Ein Konvoi von Militärfahrzeugen auf dem Weg nach Tigray. (dpa/Ethiopian News Agency) (dpa/Ethiopian News Agency)Militäreinsatz in Tigray - "Abiy wollte Präzedenzfall vermeiden" 
Aus Sicht der äthiopischen Regierung sei es legitim, mit dem militärischen Eingreifen in der Konfliktregion Tigray das staatliche Gewaltmonopol im Land wiederherstellen zu wollen, sagte Michael Tröster (FES) im Dlf.

Welche Folgen könnte die Entwicklung haben?

Der Konflikt könnte sich auch auf andere Teile des Landes ausbreiten, in denen regionale Akteure mehr Autonomie fordern.

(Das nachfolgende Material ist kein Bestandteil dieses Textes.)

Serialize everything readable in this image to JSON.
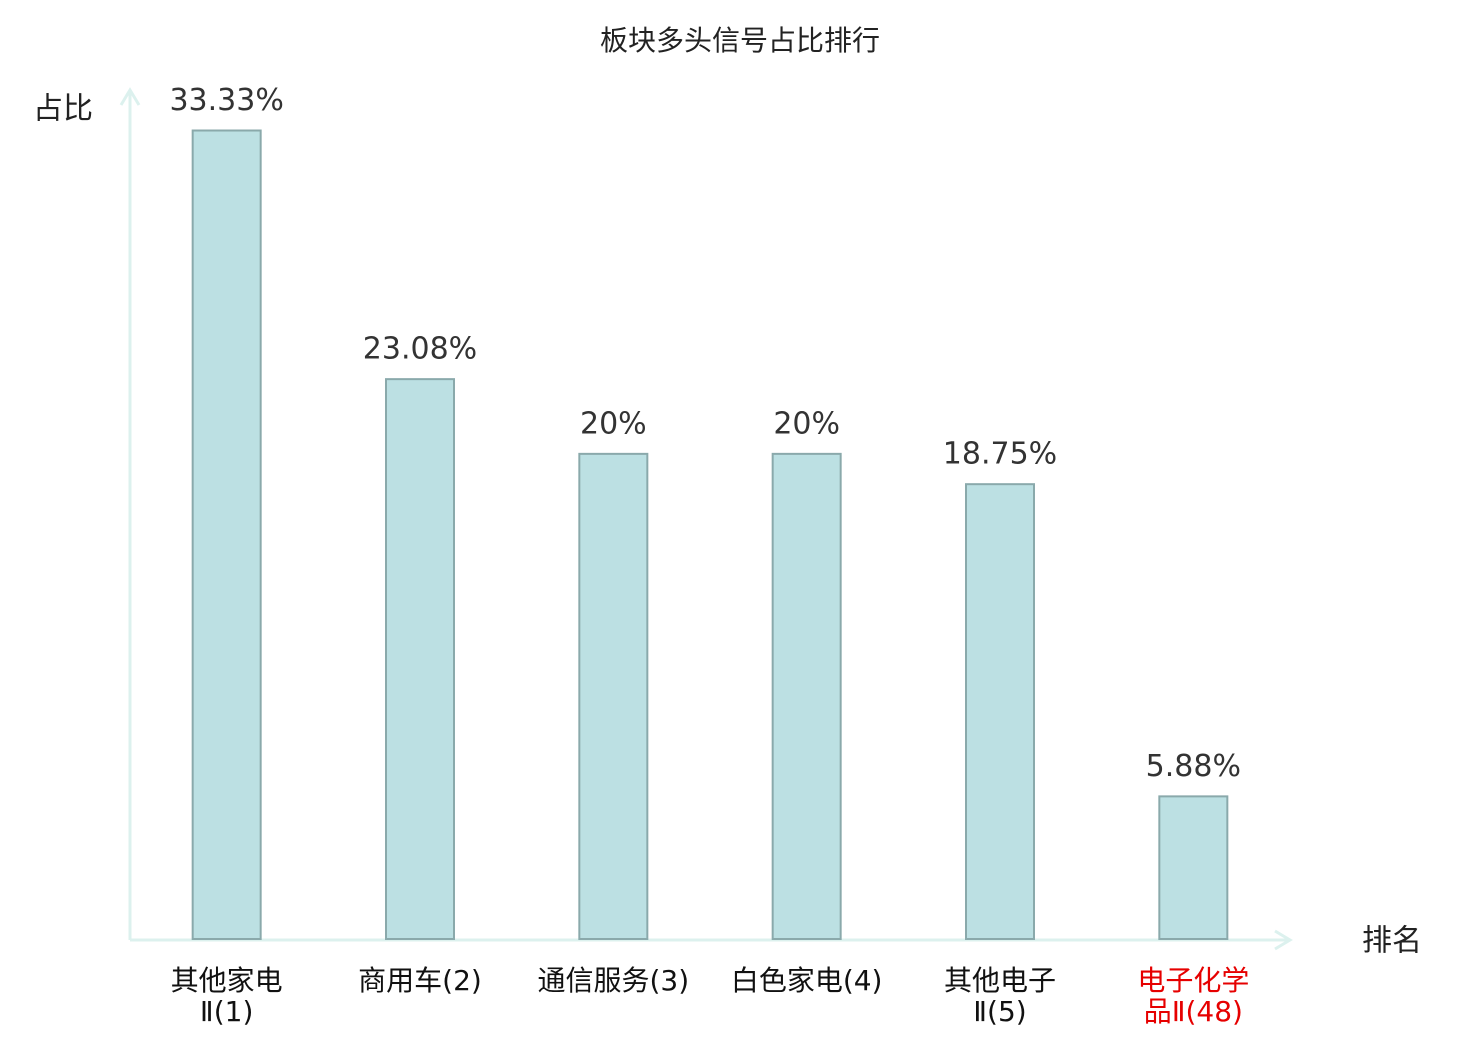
{
  "chart_data": {
    "type": "bar",
    "title": "板块多头信号占比排行",
    "y_label": "占比",
    "x_label": "排名",
    "categories": [
      "其他家电\nⅡ(1)",
      "商用车(2)",
      "通信服务(3)",
      "白色家电(4)",
      "其他电子\nⅡ(5)",
      "电子化学\n品Ⅱ(48)"
    ],
    "values": [
      33.33,
      23.08,
      20,
      20,
      18.75,
      5.88
    ],
    "value_labels": [
      "33.33%",
      "23.08%",
      "20%",
      "20%",
      "18.75%",
      "5.88%"
    ],
    "color": "#bce0e3",
    "edge_color": "#8aa9ab",
    "axis_color": "#dcf1ee",
    "highlight_category": 5,
    "highlight_color": "#e60000",
    "ylim": [
      0,
      35
    ]
  }
}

Nach tödlichen Auseinandersetzungen mit ethnischen Minderheiten hat die Regierung in Addis Abeba einige der jüngsten Reformen wieder rückgängig gemacht und lässt Kritiker wieder festnehmen.

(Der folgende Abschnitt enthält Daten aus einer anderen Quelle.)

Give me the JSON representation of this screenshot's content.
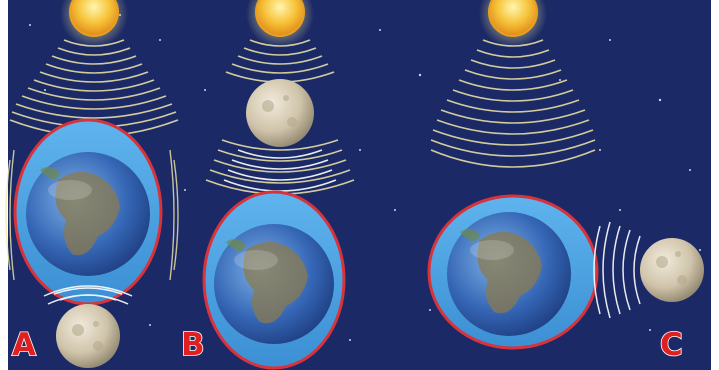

Zudem besteht die Gefahr, dass ein größerer Konflikt in Äthiopien auch einige der Nachbarstaaten weiter destabilisieren könnte. Direkte Nachbarn Äthiopiens sind im Osten der als zerfallen geltende Staat Somalia und im Westen die Länder Sudan und Südsudan, die ebenfalls von schweren bewaffneten Konflikten geprägt sind. Auch die Beziehung zum nördlich angrenzenden Eritrea ist trotz eines Waffenstillstandsabkommens aus dem Jahr 2018 weiterhin angespannt.

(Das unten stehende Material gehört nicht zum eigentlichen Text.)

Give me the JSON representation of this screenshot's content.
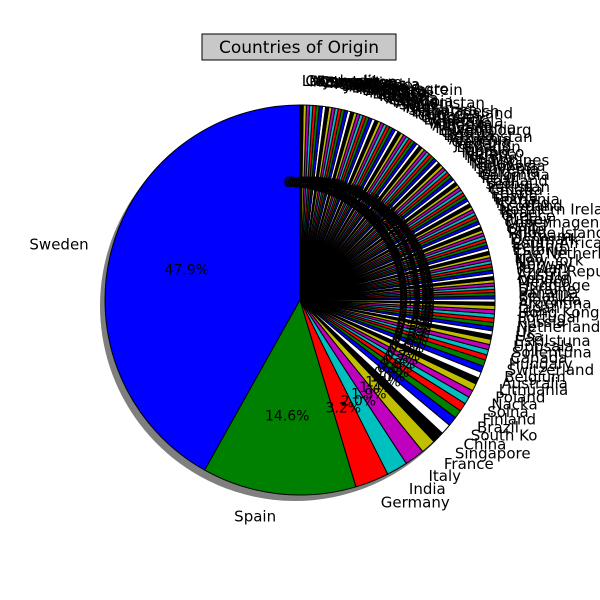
{
  "chart_data": {
    "type": "pie",
    "title": "Countries of Origin",
    "start_angle_deg": 90,
    "counterclock": true,
    "shadow": true,
    "colors": [
      "#0000ff",
      "#008000",
      "#ff0000",
      "#00bfbf",
      "#bf00bf",
      "#bfbf00",
      "#000000",
      "#ffffff"
    ],
    "slices": [
      {
        "label": "Sweden",
        "value": 47.9,
        "pct_label": "47.9%"
      },
      {
        "label": "Spain",
        "value": 14.6,
        "pct_label": "14.6%"
      },
      {
        "label": "Germany",
        "value": 3.2,
        "pct_label": "3.2%"
      },
      {
        "label": "India",
        "value": 2.0,
        "pct_label": "2.0%"
      },
      {
        "label": "Italy",
        "value": 1.9,
        "pct_label": "1.9%"
      },
      {
        "label": "France",
        "value": 1.4,
        "pct_label": "1.4%"
      },
      {
        "label": "Singapore",
        "value": 1.1,
        "pct_label": "1.1%"
      },
      {
        "label": "China",
        "value": 1.0,
        "pct_label": "1.0%"
      },
      {
        "label": "South Ko",
        "value": 0.9,
        "pct_label": "0.9%"
      },
      {
        "label": "Brazil",
        "value": 0.8,
        "pct_label": "0.8%"
      },
      {
        "label": "Finland",
        "value": 0.8,
        "pct_label": "0.8%"
      },
      {
        "label": "Solna",
        "value": 0.7,
        "pct_label": "0.7%"
      },
      {
        "label": "Nacka",
        "value": 0.7,
        "pct_label": "0.7%"
      },
      {
        "label": "Poland",
        "value": 0.7,
        "pct_label": "0.7%"
      },
      {
        "label": "Lithuania",
        "value": 0.6,
        "pct_label": "0.6%"
      },
      {
        "label": "Australia",
        "value": 0.6,
        "pct_label": "0.6%"
      },
      {
        "label": "Belgium",
        "value": 0.6,
        "pct_label": "0.6%"
      },
      {
        "label": "Switzerland",
        "value": 0.6,
        "pct_label": "0.6%"
      },
      {
        "label": "Hungary",
        "value": 0.5,
        "pct_label": "0.5%"
      },
      {
        "label": "Canada",
        "value": 0.5,
        "pct_label": "0.5%"
      },
      {
        "label": "Sollentuna",
        "value": 0.5,
        "pct_label": "0.5%"
      },
      {
        "label": "Uppsala",
        "value": 0.5,
        "pct_label": "0.5%"
      },
      {
        "label": "Eskilstuna",
        "value": 0.4,
        "pct_label": "0.4%"
      },
      {
        "label": "Usa",
        "value": 0.4,
        "pct_label": "0.4%"
      },
      {
        "label": "Uk",
        "value": 0.4,
        "pct_label": "0.4%"
      },
      {
        "label": "Netherland",
        "value": 0.4,
        "pct_label": "0.4%"
      },
      {
        "label": "Russia",
        "value": 0.4,
        "pct_label": "0.4%"
      },
      {
        "label": "Portugal",
        "value": 0.4,
        "pct_label": "0.4%"
      },
      {
        "label": "Hong Kong",
        "value": 0.4,
        "pct_label": "0.4%"
      },
      {
        "label": "Japan",
        "value": 0.4,
        "pct_label": "0.4%"
      },
      {
        "label": "Argentina",
        "value": 0.3,
        "pct_label": "0.3%"
      },
      {
        "label": "Slovakia",
        "value": 0.3,
        "pct_label": "0.3%"
      },
      {
        "label": "Belarus",
        "value": 0.3,
        "pct_label": "0.3%"
      },
      {
        "label": "Panama",
        "value": 0.3,
        "pct_label": "0.3%"
      },
      {
        "label": "Ukraine",
        "value": 0.3,
        "pct_label": "0.3%"
      },
      {
        "label": "Huddinge",
        "value": 0.3,
        "pct_label": "0.3%"
      },
      {
        "label": "Mexico",
        "value": 0.3,
        "pct_label": "0.3%"
      },
      {
        "label": "London",
        "value": 0.3,
        "pct_label": "0.3%"
      },
      {
        "label": "Austria",
        "value": 0.3,
        "pct_label": "0.3%"
      },
      {
        "label": "Czech Republic",
        "value": 0.3,
        "pct_label": "0.3%"
      },
      {
        "label": "Taiwan",
        "value": 0.3,
        "pct_label": "0.3%"
      },
      {
        "label": "Norway",
        "value": 0.3,
        "pct_label": "0.3%"
      },
      {
        "label": "New York",
        "value": 0.3,
        "pct_label": "0.3%"
      },
      {
        "label": "Iran",
        "value": 0.3,
        "pct_label": "0.3%"
      },
      {
        "label": "The Netherlands",
        "value": 0.3,
        "pct_label": "0.3%"
      },
      {
        "label": "Estonia",
        "value": 0.3,
        "pct_label": "0.3%"
      },
      {
        "label": "Ireland",
        "value": 0.3,
        "pct_label": "0.3%"
      },
      {
        "label": "South Africa",
        "value": 0.3,
        "pct_label": "0.3%"
      },
      {
        "label": "Denmark",
        "value": 0.3,
        "pct_label": "0.3%"
      },
      {
        "label": "Vietnam",
        "value": 0.3,
        "pct_label": "0.3%"
      },
      {
        "label": "Rhode Island",
        "value": 0.3,
        "pct_label": "0.3%"
      },
      {
        "label": "Chile",
        "value": 0.3,
        "pct_label": "0.3%"
      },
      {
        "label": "Malta",
        "value": 0.3,
        "pct_label": "0.3%"
      },
      {
        "label": "Copenhagen",
        "value": 0.3,
        "pct_label": "0.3%"
      },
      {
        "label": "Turkey",
        "value": 0.3,
        "pct_label": "0.3%"
      },
      {
        "label": "Greece",
        "value": 0.3,
        "pct_label": "0.3%"
      },
      {
        "label": "Israel",
        "value": 0.3,
        "pct_label": "0.3%"
      },
      {
        "label": "Northern Ireland",
        "value": 0.3,
        "pct_label": "0.3%"
      },
      {
        "label": "Scotland",
        "value": 0.3,
        "pct_label": "0.3%"
      },
      {
        "label": "Iceland",
        "value": 0.3,
        "pct_label": "0.3%"
      },
      {
        "label": "Romania",
        "value": 0.3,
        "pct_label": "0.3%"
      },
      {
        "label": "Latvia",
        "value": 0.3,
        "pct_label": "0.3%"
      },
      {
        "label": "Egypt",
        "value": 0.3,
        "pct_label": "0.3%"
      },
      {
        "label": "Croatia",
        "value": 0.3,
        "pct_label": "0.3%"
      },
      {
        "label": "Pakistan",
        "value": 0.3,
        "pct_label": "0.3%"
      },
      {
        "label": "Serbia",
        "value": 0.3,
        "pct_label": "0.3%"
      },
      {
        "label": "Thailand",
        "value": 0.3,
        "pct_label": "0.3%"
      },
      {
        "label": "Peru",
        "value": 0.3,
        "pct_label": "0.3%"
      },
      {
        "label": "Colombia",
        "value": 0.3,
        "pct_label": "0.3%"
      },
      {
        "label": "Bulgaria",
        "value": 0.3,
        "pct_label": "0.3%"
      },
      {
        "label": "Slovenia",
        "value": 0.3,
        "pct_label": "0.3%"
      },
      {
        "label": "Indonesia",
        "value": 0.3,
        "pct_label": "0.3%"
      },
      {
        "label": "Malaysia",
        "value": 0.3,
        "pct_label": "0.3%"
      },
      {
        "label": "Philippines",
        "value": 0.3,
        "pct_label": "0.3%"
      },
      {
        "label": "Kenya",
        "value": 0.3,
        "pct_label": "0.3%"
      },
      {
        "label": "Nigeria",
        "value": 0.3,
        "pct_label": "0.3%"
      },
      {
        "label": "Morocco",
        "value": 0.3,
        "pct_label": "0.3%"
      },
      {
        "label": "Tunisia",
        "value": 0.3,
        "pct_label": "0.3%"
      },
      {
        "label": "Lebanon",
        "value": 0.3,
        "pct_label": "0.3%"
      },
      {
        "label": "Jordan",
        "value": 0.3,
        "pct_label": "0.3%"
      },
      {
        "label": "Georgia",
        "value": 0.3,
        "pct_label": "0.3%"
      },
      {
        "label": "Armenia",
        "value": 0.3,
        "pct_label": "0.3%"
      },
      {
        "label": "Kazakhstan",
        "value": 0.3,
        "pct_label": "0.3%"
      },
      {
        "label": "Bosnia",
        "value": 0.3,
        "pct_label": "0.3%"
      },
      {
        "label": "Cyprus",
        "value": 0.3,
        "pct_label": "0.3%"
      },
      {
        "label": "Luxembourg",
        "value": 0.3,
        "pct_label": "0.3%"
      },
      {
        "label": "Macedonia",
        "value": 0.3,
        "pct_label": "0.3%"
      },
      {
        "label": "Albania",
        "value": 0.3,
        "pct_label": "0.3%"
      },
      {
        "label": "Moldova",
        "value": 0.3,
        "pct_label": "0.3%"
      },
      {
        "label": "Venezuela",
        "value": 0.3,
        "pct_label": "0.3%"
      },
      {
        "label": "Ecuador",
        "value": 0.3,
        "pct_label": "0.3%"
      },
      {
        "label": "Uruguay",
        "value": 0.3,
        "pct_label": "0.3%"
      },
      {
        "label": "Cuba",
        "value": 0.3,
        "pct_label": "0.3%"
      },
      {
        "label": "New Zealand",
        "value": 0.3,
        "pct_label": "0.3%"
      },
      {
        "label": "Bangladesh",
        "value": 0.3,
        "pct_label": "0.3%"
      },
      {
        "label": "Sri Lanka",
        "value": 0.3,
        "pct_label": "0.3%"
      },
      {
        "label": "Nepal",
        "value": 0.3,
        "pct_label": "0.3%"
      },
      {
        "label": "Iraq",
        "value": 0.3,
        "pct_label": "0.3%"
      },
      {
        "label": "Syria",
        "value": 0.3,
        "pct_label": "0.3%"
      },
      {
        "label": "Afghanistan",
        "value": 0.3,
        "pct_label": "0.3%"
      },
      {
        "label": "Ethiopia",
        "value": 0.3,
        "pct_label": "0.3%"
      },
      {
        "label": "Ghana",
        "value": 0.3,
        "pct_label": "0.3%"
      },
      {
        "label": "Algeria",
        "value": 0.3,
        "pct_label": "0.3%"
      },
      {
        "label": "Qatar",
        "value": 0.3,
        "pct_label": "0.3%"
      },
      {
        "label": "Kuwait",
        "value": 0.3,
        "pct_label": "0.3%"
      },
      {
        "label": "Oman",
        "value": 0.3,
        "pct_label": "0.3%"
      },
      {
        "label": "Bahrain",
        "value": 0.3,
        "pct_label": "0.3%"
      },
      {
        "label": "Monaco",
        "value": 0.3,
        "pct_label": "0.3%"
      },
      {
        "label": "Andorra",
        "value": 0.3,
        "pct_label": "0.3%"
      },
      {
        "label": "Liechtenstein",
        "value": 0.3,
        "pct_label": "0.3%"
      },
      {
        "label": "Montenegro",
        "value": 0.3,
        "pct_label": "0.3%"
      },
      {
        "label": "Kosovo",
        "value": 0.3,
        "pct_label": "0.3%"
      },
      {
        "label": "Bolivia",
        "value": 0.3,
        "pct_label": "0.3%"
      },
      {
        "label": "Paraguay",
        "value": 0.3,
        "pct_label": "0.3%"
      },
      {
        "label": "Jamaica",
        "value": 0.3,
        "pct_label": "0.3%"
      },
      {
        "label": "Costa Rica",
        "value": 0.3,
        "pct_label": "0.3%"
      },
      {
        "label": "Guatemala",
        "value": 0.3,
        "pct_label": "0.3%"
      },
      {
        "label": "Honduras",
        "value": 0.3,
        "pct_label": "0.3%"
      },
      {
        "label": "Uganda",
        "value": 0.3,
        "pct_label": "0.3%"
      },
      {
        "label": "Tanzania",
        "value": 0.3,
        "pct_label": "0.3%"
      },
      {
        "label": "Zimbabwe",
        "value": 0.3,
        "pct_label": "0.3%"
      },
      {
        "label": "Cameroon",
        "value": 0.3,
        "pct_label": "0.3%"
      },
      {
        "label": "Senegal",
        "value": 0.3,
        "pct_label": "0.3%"
      },
      {
        "label": "Mongolia",
        "value": 0.3,
        "pct_label": "0.3%"
      },
      {
        "label": "Myanmar",
        "value": 0.3,
        "pct_label": "0.3%"
      },
      {
        "label": "Cambodia",
        "value": 0.3,
        "pct_label": "0.3%"
      },
      {
        "label": "Laos",
        "value": 0.3,
        "pct_label": "0.3%"
      }
    ]
  }
}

Wegen eines neuen Staudamms am Blauen Nil schwelt zudem zwischen Äthiopien und Ägypten ein Konflikt. Auch hier gab es zuletzt Befürchtungen, dass es zu einer bewaffneten Auseinandersetzung kommen könnte. Und in dem kleinen Küstenstaat Dschibuti, der nordöstlich an Äthiopien angrenzt, haben sowohl die USA als auch China eigene Militärstützpunkte. Von dort sind es nur wenige Seemeilen bis zur Küste des Bürgerkriegslandes Jemen.